Datuk Dato' Mohammed Suffian Bin Awang (born 1971) is the political secretary for the current Prime Minister of Malaysia. Suffian is the advisor for the Kuntao Tekpi Malaysia a martial art organization practicing the ancient art of Malay self-defence. He is also an UMNO Youth Exco.

Personal life
Mohamed Suffian bin Awang was born and raised in Kuantan, Pahang, Malaysia. He is married to Datin Mazita Binti Osman.

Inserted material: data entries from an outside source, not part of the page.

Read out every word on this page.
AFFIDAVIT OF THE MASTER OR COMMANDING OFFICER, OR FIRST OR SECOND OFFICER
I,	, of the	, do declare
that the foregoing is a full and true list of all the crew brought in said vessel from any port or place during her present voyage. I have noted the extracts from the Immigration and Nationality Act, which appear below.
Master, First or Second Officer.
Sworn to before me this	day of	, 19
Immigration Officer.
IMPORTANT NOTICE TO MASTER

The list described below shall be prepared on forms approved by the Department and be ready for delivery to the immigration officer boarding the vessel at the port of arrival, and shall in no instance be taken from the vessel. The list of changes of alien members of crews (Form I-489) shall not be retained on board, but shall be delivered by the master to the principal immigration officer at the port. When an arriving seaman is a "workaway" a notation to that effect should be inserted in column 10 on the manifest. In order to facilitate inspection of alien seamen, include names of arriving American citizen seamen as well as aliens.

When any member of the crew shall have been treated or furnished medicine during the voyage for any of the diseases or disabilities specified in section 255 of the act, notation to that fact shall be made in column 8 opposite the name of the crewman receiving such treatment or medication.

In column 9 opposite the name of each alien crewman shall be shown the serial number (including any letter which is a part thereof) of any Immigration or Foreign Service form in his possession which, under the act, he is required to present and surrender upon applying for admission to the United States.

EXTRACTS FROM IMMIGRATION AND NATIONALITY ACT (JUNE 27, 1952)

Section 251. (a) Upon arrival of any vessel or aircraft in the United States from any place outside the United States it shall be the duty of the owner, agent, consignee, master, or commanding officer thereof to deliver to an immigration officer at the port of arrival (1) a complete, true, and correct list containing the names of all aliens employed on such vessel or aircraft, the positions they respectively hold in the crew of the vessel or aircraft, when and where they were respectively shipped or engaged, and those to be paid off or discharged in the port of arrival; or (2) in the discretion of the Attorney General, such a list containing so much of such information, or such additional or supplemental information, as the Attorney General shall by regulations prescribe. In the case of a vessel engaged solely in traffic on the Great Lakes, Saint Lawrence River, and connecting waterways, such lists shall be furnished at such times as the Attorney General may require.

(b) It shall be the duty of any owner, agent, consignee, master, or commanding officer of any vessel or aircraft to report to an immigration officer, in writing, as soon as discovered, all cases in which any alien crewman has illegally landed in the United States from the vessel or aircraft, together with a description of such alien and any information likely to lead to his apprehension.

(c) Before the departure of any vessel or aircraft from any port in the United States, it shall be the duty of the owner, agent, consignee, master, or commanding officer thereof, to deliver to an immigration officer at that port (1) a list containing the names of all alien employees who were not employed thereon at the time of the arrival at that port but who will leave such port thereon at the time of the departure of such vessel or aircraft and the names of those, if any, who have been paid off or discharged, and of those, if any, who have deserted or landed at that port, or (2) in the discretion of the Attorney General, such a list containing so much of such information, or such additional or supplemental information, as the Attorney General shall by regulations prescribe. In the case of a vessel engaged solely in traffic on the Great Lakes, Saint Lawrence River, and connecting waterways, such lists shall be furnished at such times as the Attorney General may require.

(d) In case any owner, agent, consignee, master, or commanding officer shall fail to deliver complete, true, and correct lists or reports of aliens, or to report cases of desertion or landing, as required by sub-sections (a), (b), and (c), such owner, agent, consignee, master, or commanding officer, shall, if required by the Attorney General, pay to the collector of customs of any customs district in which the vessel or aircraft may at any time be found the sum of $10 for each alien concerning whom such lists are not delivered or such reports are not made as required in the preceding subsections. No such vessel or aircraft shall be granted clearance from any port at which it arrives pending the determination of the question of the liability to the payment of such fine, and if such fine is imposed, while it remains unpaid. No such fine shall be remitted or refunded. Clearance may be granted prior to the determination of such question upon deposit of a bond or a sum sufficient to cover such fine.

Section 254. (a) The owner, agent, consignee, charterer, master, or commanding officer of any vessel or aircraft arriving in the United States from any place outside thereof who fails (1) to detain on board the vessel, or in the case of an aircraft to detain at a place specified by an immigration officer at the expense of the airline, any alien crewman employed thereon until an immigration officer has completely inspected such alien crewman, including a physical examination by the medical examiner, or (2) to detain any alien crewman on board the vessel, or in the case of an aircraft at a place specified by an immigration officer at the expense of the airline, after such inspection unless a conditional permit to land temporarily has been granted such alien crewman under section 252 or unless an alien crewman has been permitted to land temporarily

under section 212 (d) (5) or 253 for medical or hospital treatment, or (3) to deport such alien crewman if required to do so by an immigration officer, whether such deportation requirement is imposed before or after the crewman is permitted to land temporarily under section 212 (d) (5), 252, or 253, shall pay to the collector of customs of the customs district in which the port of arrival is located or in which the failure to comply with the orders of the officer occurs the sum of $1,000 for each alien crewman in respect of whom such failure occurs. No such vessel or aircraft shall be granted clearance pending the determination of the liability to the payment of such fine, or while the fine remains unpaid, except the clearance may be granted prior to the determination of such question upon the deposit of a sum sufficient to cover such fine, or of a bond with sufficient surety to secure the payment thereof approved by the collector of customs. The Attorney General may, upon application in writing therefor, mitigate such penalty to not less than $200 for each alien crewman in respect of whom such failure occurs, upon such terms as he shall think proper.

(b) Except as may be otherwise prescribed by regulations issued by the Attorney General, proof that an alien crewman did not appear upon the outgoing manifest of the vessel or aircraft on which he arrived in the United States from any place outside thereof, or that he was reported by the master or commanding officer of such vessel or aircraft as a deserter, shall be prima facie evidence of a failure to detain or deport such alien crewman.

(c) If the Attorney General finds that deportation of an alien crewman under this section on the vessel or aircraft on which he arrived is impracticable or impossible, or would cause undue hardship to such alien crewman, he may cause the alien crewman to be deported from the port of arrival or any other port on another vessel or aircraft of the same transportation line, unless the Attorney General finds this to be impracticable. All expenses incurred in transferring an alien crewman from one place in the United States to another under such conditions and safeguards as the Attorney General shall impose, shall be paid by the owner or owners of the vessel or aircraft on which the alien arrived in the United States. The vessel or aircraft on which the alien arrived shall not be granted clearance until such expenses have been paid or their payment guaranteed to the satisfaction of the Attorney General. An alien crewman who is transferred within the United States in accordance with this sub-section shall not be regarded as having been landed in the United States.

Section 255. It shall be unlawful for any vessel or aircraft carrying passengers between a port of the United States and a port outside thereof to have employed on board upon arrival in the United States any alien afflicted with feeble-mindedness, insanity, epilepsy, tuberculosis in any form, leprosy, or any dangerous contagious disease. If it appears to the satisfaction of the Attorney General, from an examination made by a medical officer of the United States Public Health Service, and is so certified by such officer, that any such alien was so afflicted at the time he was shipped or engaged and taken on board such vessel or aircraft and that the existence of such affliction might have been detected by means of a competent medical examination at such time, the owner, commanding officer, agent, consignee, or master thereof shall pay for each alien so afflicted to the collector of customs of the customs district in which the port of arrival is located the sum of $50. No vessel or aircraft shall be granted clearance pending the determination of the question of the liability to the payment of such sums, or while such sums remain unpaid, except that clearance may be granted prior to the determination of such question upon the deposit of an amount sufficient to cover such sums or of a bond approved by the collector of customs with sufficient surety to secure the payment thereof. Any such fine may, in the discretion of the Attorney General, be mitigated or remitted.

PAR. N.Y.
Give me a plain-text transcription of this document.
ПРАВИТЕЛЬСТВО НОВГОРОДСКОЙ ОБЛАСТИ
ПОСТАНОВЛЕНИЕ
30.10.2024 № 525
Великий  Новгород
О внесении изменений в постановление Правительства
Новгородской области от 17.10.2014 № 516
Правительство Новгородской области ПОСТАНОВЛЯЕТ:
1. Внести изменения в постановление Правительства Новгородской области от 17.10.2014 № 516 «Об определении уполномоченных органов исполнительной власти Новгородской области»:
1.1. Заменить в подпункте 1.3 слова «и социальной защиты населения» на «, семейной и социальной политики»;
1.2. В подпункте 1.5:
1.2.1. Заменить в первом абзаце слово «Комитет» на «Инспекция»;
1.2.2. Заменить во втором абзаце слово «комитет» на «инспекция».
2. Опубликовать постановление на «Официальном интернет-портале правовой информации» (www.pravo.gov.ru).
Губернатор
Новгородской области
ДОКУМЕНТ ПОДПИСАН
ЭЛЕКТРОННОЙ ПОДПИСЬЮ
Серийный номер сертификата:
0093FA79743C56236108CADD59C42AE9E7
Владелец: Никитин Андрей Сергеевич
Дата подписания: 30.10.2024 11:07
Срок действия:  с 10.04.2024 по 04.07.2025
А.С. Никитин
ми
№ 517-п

The couple have four children Muhammad Muqreez (21 years old), Muhammad Musyreef (19 years old), Muhammad Meerza (15 years old) and Marissa Surfina (7 years old).

Education
Suffian Awang received his Diploma in Public Administration  and also his Bachelor of Laws (LLB) Hons. from Universiti Teknologi MARA Shah Alam.

Politics
Suffian Awang is the youth Chief of UMNO Youth Kuantan Division and also the Chairman of the Barisan Nasional Youth Lab.

International Seminar
Datuk Suffian Awang attended the Asean100, Leadership Forum 2007 on 22–23 August 2007 at The Melia Hotel, Hanoi, Vietnam. He represents UMNO Malaysia in presenting a case study on the political effects on youth.

International Visitor Leadership Program of the United States Department of State “Citizen Participation in a Democracy” on June 26 – July 17, 2008, Washington, D.C. (Representing UMNO Malaysia).

2012 Republican National Convention, Tampa Bay Florida on 27–29 August 2012. (Representing UMNO Malaysia).

Facts
Suffian Awang's father, Awang Ahmad 81, is a member of EBAAM (Ex-British Army Association of Malaysia).